Maintenant, je fais remonter à la surface progressivement, j’amène par la pensée consciente les matériaux que je veux travailler.

Le processus est doux, le résultat l’est aussi, plus subtil. Il y a moins de colère dans le solvant, il y a moins d’impatience dans l’extract et moins d’angoisses dans le résidu. C’est déjà fluide, raffiné.

J’ai les idées claires, tout le temps. Ça marche parce que je suis aussi plus indulgente, en général, je lâche prise avec mon corps et mon esprit quand je fatigue. Plus besoin de me faucher d’une cuite un peu provoquée, pour me forcer à glander pendant 24 heures. J’ai pas besoin d’une gueule de bois pour passer une journée-gueule de bois.

J’ai les idées claires le matin au réveil, le soir au coucher, et ça me faisait peur. J’avais peur de les laisser couler en permanence, qu’elles prennent feu et me tiennent éveillée. Je les noyais dans l’alcool pour griper les rouages et taire les dialogues.
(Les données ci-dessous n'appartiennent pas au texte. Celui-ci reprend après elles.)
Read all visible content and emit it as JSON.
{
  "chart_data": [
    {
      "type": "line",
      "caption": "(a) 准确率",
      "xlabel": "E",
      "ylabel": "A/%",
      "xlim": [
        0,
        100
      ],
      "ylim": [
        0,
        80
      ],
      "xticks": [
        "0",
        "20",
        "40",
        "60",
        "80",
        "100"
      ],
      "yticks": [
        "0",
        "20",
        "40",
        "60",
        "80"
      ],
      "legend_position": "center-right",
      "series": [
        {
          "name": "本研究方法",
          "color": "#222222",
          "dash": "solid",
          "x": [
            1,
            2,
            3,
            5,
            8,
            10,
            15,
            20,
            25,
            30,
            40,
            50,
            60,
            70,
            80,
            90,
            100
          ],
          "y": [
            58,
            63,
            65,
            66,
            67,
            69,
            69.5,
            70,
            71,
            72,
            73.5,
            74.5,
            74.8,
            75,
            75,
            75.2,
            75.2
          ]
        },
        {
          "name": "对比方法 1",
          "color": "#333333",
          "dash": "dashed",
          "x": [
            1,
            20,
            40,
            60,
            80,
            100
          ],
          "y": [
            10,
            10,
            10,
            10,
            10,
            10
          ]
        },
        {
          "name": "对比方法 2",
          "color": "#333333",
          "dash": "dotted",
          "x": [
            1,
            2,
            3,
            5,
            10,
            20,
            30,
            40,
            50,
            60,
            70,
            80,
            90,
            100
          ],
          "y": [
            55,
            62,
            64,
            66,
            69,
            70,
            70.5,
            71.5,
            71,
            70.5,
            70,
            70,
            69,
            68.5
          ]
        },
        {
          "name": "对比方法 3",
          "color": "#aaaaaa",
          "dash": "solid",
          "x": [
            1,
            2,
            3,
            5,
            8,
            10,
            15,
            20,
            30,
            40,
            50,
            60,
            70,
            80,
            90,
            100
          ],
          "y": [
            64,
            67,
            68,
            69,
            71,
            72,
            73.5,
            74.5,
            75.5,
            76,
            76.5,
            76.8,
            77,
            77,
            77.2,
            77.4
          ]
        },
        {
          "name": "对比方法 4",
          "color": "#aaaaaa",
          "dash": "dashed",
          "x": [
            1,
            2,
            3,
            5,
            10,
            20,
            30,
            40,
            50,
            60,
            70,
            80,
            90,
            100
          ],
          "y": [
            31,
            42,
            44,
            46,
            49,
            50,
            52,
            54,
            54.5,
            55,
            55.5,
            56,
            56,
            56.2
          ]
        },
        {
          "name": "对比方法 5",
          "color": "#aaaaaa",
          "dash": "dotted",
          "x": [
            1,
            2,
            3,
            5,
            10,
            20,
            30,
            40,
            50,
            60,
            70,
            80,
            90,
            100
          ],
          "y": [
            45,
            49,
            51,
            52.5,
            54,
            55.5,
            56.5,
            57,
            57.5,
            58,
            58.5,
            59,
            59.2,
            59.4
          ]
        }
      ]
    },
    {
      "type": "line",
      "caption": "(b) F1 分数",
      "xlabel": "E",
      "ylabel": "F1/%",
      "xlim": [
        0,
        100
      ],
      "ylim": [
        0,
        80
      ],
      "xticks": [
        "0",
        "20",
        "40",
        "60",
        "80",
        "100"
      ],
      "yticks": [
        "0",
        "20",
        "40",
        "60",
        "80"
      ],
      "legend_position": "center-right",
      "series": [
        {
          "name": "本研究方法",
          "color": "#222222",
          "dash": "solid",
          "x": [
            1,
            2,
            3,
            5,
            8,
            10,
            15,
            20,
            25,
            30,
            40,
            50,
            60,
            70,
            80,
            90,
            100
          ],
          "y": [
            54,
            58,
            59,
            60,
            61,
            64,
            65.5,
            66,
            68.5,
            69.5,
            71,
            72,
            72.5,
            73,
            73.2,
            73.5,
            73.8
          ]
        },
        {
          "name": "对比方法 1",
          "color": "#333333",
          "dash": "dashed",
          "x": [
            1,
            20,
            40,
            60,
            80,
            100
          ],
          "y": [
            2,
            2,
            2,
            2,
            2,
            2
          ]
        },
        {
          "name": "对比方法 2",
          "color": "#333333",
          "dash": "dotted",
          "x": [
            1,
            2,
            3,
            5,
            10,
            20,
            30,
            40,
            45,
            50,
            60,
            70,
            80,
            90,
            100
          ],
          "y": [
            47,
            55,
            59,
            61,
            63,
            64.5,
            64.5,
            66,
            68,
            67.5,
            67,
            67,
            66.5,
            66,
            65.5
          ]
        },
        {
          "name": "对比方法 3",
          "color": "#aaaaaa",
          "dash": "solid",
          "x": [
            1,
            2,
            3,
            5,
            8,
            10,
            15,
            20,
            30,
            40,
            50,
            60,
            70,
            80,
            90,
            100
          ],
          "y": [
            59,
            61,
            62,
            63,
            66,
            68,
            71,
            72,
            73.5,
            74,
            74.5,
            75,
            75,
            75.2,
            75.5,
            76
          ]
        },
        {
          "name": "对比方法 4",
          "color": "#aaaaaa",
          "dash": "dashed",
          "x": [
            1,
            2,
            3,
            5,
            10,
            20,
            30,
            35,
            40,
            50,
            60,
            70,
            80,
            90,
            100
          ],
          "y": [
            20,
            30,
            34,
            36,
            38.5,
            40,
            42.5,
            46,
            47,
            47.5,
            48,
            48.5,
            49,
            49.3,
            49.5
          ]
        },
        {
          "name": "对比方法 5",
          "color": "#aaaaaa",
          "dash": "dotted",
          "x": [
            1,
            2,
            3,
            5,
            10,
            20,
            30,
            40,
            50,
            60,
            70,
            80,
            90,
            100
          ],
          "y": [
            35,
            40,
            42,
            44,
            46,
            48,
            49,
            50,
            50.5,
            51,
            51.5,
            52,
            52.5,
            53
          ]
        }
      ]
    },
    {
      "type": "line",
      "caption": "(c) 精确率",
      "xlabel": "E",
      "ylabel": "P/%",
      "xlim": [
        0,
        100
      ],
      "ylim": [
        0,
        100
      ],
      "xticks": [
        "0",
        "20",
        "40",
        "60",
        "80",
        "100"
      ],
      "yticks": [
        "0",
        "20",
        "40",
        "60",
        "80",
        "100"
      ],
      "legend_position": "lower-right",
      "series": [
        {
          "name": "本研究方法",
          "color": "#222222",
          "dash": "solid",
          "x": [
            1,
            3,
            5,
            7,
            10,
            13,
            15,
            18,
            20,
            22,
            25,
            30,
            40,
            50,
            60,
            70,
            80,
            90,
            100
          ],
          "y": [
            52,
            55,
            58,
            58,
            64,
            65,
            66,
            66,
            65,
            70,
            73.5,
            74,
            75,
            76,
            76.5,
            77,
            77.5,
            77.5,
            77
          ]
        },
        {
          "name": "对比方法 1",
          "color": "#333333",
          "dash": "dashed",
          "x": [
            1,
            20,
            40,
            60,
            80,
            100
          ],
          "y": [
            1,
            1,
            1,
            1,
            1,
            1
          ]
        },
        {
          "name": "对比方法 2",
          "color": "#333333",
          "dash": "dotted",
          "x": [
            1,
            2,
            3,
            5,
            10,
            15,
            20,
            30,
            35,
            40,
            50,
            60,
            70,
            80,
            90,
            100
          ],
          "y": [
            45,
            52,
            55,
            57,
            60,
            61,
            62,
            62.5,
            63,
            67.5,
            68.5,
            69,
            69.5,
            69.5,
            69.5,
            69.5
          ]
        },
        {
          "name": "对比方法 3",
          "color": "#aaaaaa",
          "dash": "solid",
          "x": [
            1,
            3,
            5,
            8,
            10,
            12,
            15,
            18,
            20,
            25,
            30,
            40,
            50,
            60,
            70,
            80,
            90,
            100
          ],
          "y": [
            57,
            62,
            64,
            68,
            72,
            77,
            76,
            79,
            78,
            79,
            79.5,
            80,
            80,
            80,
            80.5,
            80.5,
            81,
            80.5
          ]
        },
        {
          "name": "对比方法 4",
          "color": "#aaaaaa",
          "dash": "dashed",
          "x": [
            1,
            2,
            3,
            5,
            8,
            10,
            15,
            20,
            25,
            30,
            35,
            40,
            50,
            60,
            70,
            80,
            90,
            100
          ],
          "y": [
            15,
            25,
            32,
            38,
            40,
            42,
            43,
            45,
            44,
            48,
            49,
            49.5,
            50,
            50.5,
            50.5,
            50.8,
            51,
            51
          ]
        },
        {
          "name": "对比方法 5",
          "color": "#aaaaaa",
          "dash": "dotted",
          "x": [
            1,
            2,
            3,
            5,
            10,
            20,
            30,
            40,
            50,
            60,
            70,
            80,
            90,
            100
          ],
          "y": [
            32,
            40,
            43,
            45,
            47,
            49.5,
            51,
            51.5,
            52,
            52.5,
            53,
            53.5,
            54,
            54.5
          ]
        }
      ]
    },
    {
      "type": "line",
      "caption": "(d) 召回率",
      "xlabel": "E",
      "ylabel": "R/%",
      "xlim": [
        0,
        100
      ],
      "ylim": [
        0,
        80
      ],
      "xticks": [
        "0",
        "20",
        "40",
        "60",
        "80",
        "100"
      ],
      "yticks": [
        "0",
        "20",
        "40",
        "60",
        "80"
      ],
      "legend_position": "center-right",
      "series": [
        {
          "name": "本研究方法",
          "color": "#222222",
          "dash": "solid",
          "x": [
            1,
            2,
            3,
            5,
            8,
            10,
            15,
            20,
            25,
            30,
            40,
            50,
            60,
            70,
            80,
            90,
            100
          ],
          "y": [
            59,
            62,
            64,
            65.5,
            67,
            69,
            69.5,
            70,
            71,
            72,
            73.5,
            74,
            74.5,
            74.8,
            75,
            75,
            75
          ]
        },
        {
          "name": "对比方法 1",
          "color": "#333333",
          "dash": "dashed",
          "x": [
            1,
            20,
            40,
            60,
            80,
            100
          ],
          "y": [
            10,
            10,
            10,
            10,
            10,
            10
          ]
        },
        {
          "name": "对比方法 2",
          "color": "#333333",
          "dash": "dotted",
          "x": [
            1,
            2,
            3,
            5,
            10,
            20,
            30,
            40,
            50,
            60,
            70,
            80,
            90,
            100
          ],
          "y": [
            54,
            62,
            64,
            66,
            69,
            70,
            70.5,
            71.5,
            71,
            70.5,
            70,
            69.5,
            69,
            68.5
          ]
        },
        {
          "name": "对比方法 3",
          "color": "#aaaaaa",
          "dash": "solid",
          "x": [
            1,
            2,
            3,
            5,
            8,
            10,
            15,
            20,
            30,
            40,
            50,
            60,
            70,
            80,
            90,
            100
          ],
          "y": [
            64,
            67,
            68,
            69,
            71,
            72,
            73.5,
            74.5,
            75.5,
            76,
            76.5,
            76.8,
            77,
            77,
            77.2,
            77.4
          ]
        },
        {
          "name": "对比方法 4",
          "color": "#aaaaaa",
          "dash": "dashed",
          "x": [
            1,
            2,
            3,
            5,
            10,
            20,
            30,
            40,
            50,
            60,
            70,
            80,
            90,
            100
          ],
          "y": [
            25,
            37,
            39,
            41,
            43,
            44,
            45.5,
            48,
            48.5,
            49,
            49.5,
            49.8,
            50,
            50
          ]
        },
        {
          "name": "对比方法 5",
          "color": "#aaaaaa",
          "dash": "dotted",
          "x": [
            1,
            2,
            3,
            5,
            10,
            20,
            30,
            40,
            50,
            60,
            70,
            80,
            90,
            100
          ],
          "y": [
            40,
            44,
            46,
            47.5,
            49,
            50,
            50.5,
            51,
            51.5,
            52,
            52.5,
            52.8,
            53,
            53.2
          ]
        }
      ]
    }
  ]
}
Après trois verres, y en a plus qu’une qui parle, les autres se taisent.

Mais quand j’ai les idées claires tout le temps, j’ai aussi la force et l’énergie de demander le silence, de classer les choses par ordre d’importance et par thèmes, j’ai toujours l’équilibre alors je suis les mouvements où ils m’entraînent en permanence… J’avais peur d’être noyée dans la foule, mais je suis le chef d’orchestre, en fait.

Je crois que j’avais peur de m’affronter, et que j’avais besoin, parfois, d’une excuse pour perdre un contrôle que j’avais tant de mal à imposer, tant de mal à céder. C’était une soupape de décompression, c’est pour ça que les émotions fusaient aussi vite, aussi fortes, il suffisait de me mettre devant un clavier, tu m’étonnes que les mots viennent tout seuls, dommage que je tape aussi lentement quand j’ai trois grammes dans le sang…

Avant, quand je me relisais le lendemain matin, je rajoutais un mot sur trois et je corrigeais les fautes. Maintenant, je rectifie trois coquilles et je fais la mise en page.

Le seul obstacle entre mon clavier et mes émotions, c’est moi. Le chemin le plus direct entre mes textes et mes émotions, c’est aussi moi.

Trente jours. Je ne serai pas sobre à vie, j’en ai pas envie, et j’en ai pas besoin. Ça y est, je me suis prouvé que je n’ai pas besoin d’alcool pour écrire.

Je me suis noyée dans le ciel, ce soir. Et je me suis rappelée de mes plus belles ivresses. Toutes avaient en commun d’avoir été vécues à jeun.

Note to self: ça va être chaud de traduire ça en mode « grande soeur » mais I’ll give it my best shot…

21h06 : ptin j’ai pas commencé ma note du jour, je sais pas comment la prendre, elle est importante celle-là, et si « elle me vient pas » ? :/ 

21h26 : *clics « Publier »* 

Non seulement j’écris plus vite, mais en plus y a moins de fautes. ZBHRLÀ.